Standpunten met betrekking tot de aanvraag op grond van artikel 3.4 derde lid, van het Vb 2000
2.1. Verweerder heeft de aanvraag van eisers om verlening van een verblijfsvergunning op grond van artikel 3.4, derde lid, van het Vb 2000, afgewezen met toepassing van artikel 4:6 van de Awb en daartoe het volgende overwogen. Met de hiervoor vermelde uitspraak van deze rechtbank en zittingsplaats van 23 september 2008 is de besluitvorming in de zaak van eisers met betrekking tot verblijf op grond van schrijnende omstandigheden afgesloten.
Het beroep op het gelijkheidsbeginsel doet daaraan niet af. Nu niet is gebleken van nieuwe feiten of omstandigheden in de zin van artikel 4:6 van de Awb is het bezwaarschrift ongegrond. Op grond van artikel 7:3, onder b, van de Awb wordt afgezien van het horen van eisers.

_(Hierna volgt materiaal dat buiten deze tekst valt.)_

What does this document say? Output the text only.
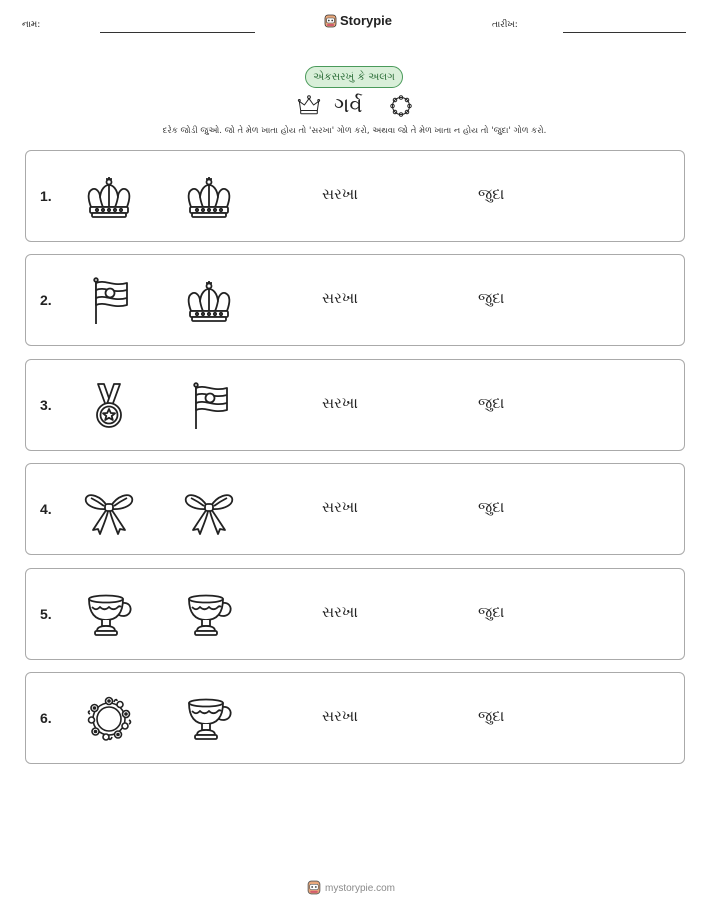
નામ:	Storypie	તારીખ:
એકસરખું કે અલગ
ગર્વ
દરેક જોડી જુઓ. જો તે મેળ ખાતા હોય તો 'સરખા' ગોળ કરો, અથવા જો તે મેળ ખાતા ન હોય તો 'જુદા' ગોળ કરો.
1.	સરખા	જુદા
2.	સરખા	જુદા
3.	સરખા	જુદા
4.	સરખા	જુદા
5.	સરખા	જુદા
6.	સરખા	જુદા
mystorypie.com
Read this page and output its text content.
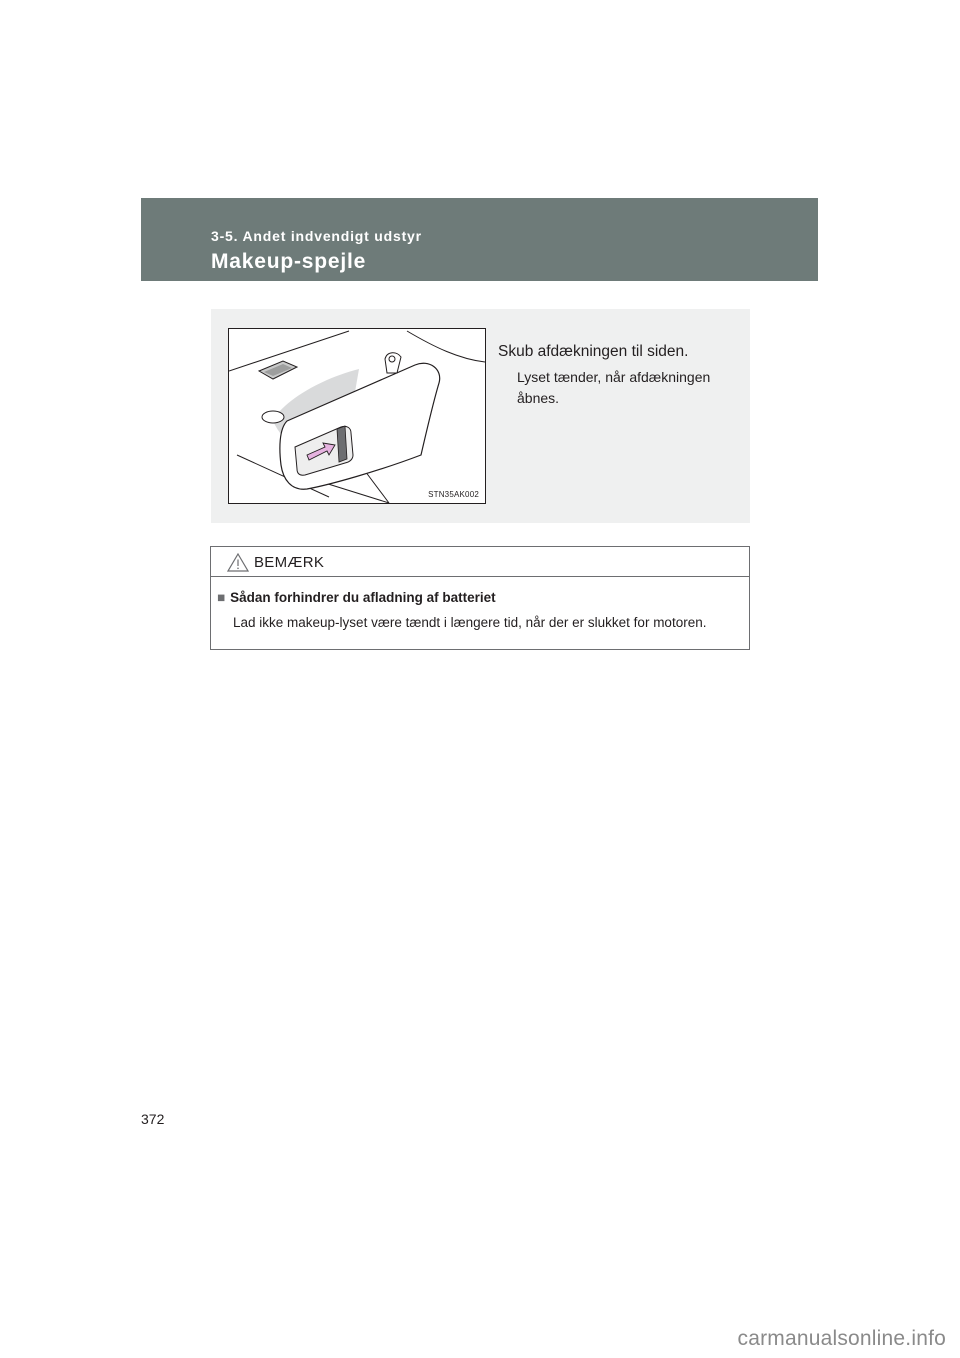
3-5. Andet indvendigt udstyr
Makeup-spejle
STN35AK002
Skub afdækningen til siden.
Lyset tænder, når afdækningen åbnes.
BEMÆRK
■ Sådan forhindrer du afladning af batteriet
Lad ikke makeup-lyset være tændt i længere tid, når der er slukket for motoren.
372
carmanualsonline.info
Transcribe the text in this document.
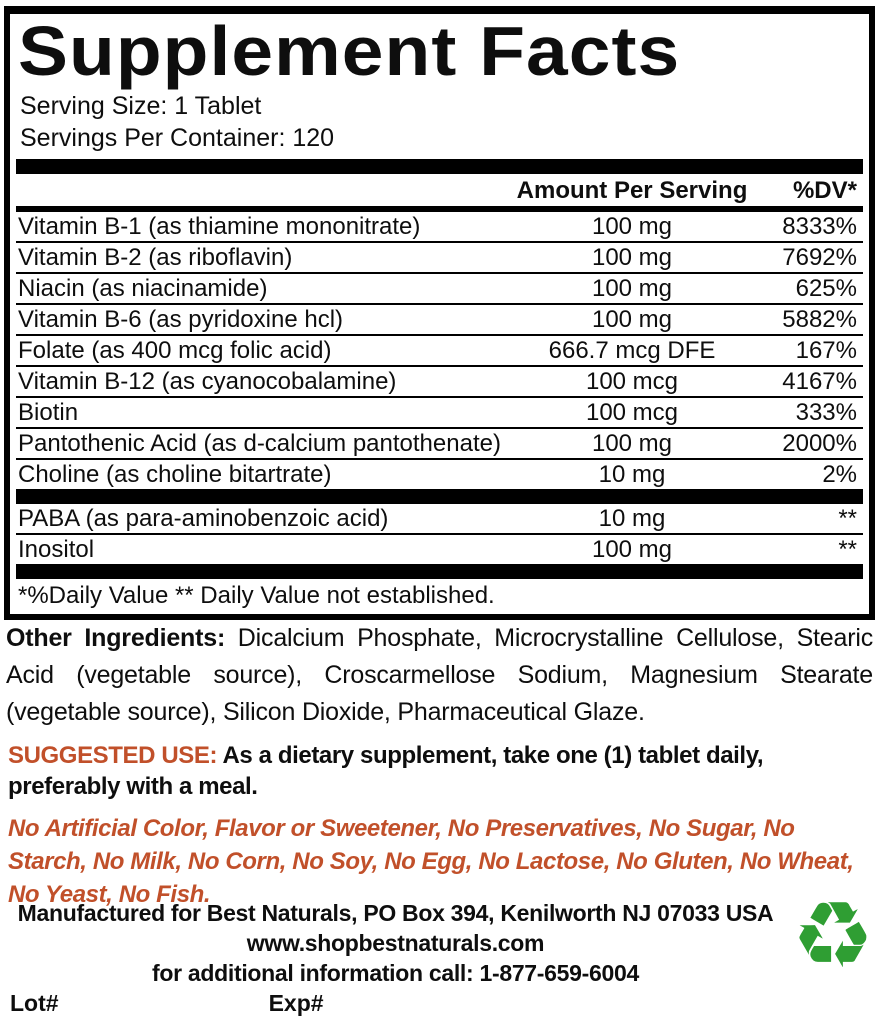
Supplement Facts
Serving Size: 1 Tablet
Servings Per Container: 120
Amount Per Serving	%DV*
Vitamin B-1 (as thiamine mononitrate)	100 mg	8333%
Vitamin B-2 (as riboflavin)	100 mg	7692%
Niacin (as niacinamide)	100 mg	625%
Vitamin B-6 (as pyridoxine hcl)	100 mg	5882%
Folate (as 400 mcg folic acid)	666.7 mcg DFE	167%
Vitamin B-12 (as cyanocobalamine)	100 mcg	4167%
Biotin	100 mcg	333%
Pantothenic Acid (as d-calcium pantothenate)	100 mg	2000%
Choline (as choline bitartrate)	10 mg	2%
PABA (as para-aminobenzoic acid)	10 mg	**
Inositol	100 mg	**
*%Daily Value ** Daily Value not established.
Other Ingredients: Dicalcium Phosphate, Microcrystalline Cellulose, Stearic Acid (vegetable source), Croscarmellose Sodium, Magnesium Stearate (vegetable source), Silicon Dioxide, Pharmaceutical Glaze.
SUGGESTED USE: As a dietary supplement, take one (1) tablet daily, preferably with a meal.
No Artificial Color, Flavor or Sweetener, No Preservatives, No Sugar, No Starch, No Milk, No Corn, No Soy, No Egg, No Lactose, No Gluten, No Wheat, No Yeast, No Fish.
Manufactured for Best Naturals, PO Box 394, Kenilworth NJ 07033 USA
www.shopbestnaturals.com
for additional information call: 1-877-659-6004
Lot#	Exp#
♻
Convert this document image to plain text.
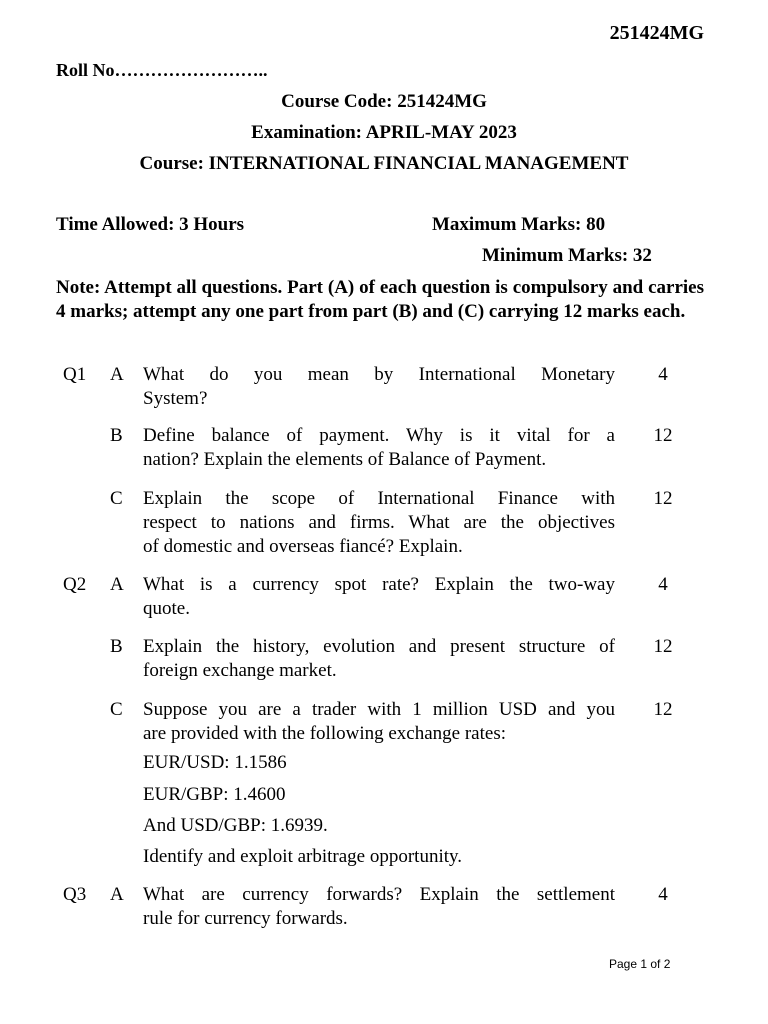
251424MG
Roll No……………………..
Course Code: 251424MG
Examination: APRIL-MAY 2023
Course: INTERNATIONAL FINANCIAL MANAGEMENT
Time Allowed: 3 Hours	Maximum Marks: 80
Minimum Marks: 32
Note: Attempt all questions. Part (A) of each question is compulsory and carries 4 marks; attempt any one part from part (B) and (C) carrying 12 marks each.
Q1 A What do you mean by International Monetary
System?
4
B Define balance of payment. Why is it vital for a
nation? Explain the elements of Balance of Payment.
12
C Explain the scope of International Finance with
respect to nations and firms. What are the objectives
of domestic and overseas fiancé? Explain.
12
Q2 A What is a currency spot rate? Explain the two-way
quote.
4
B Explain the history, evolution and present structure of
foreign exchange market.
12
C Suppose you are a trader with 1 million USD and you
are provided with the following exchange rates:
12
EUR/USD: 1.1586
EUR/GBP: 1.4600
And USD/GBP: 1.6939.
Identify and exploit arbitrage opportunity.
Q3 A What are currency forwards? Explain the settlement
rule for currency forwards.
4
Page 1 of 2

2.2. Eisers zijn het met het bestreden besluit niet eens en voeren daartoe het volgende aan. Het beroep op het gelijkheidsbeginsel is ten onrechte gepasseerd. Op 13 januari 2009 hebben eisers dit beroep nog eens precies omschreven met vermelding van de IND-nummers van de gelijke gevallen waar een beroep op wordt gedaan. De schrijnendheid in deze zaak is evident, nu die in zes - nagenoeg - gelijke gevallen, waarin telkens sprake is van in Nederland geboren en getogen kinderen, wel is onderkend. Ten onrechte is bij het beroep op het gelijkheidsbeginsel artikel 4:6 van de Awb toegepast met betrekking tot de uitspraak van deze rechtbank en zittingsplaats van 23 september 2008. Deze uitspraak zag enkel op de positie van [naam] het jongste kind, terwijl daarin ook uitdrukkelijk is overwogen dat de gestelde schrijnendheid van de overige gezinsleden niet aan de orde is.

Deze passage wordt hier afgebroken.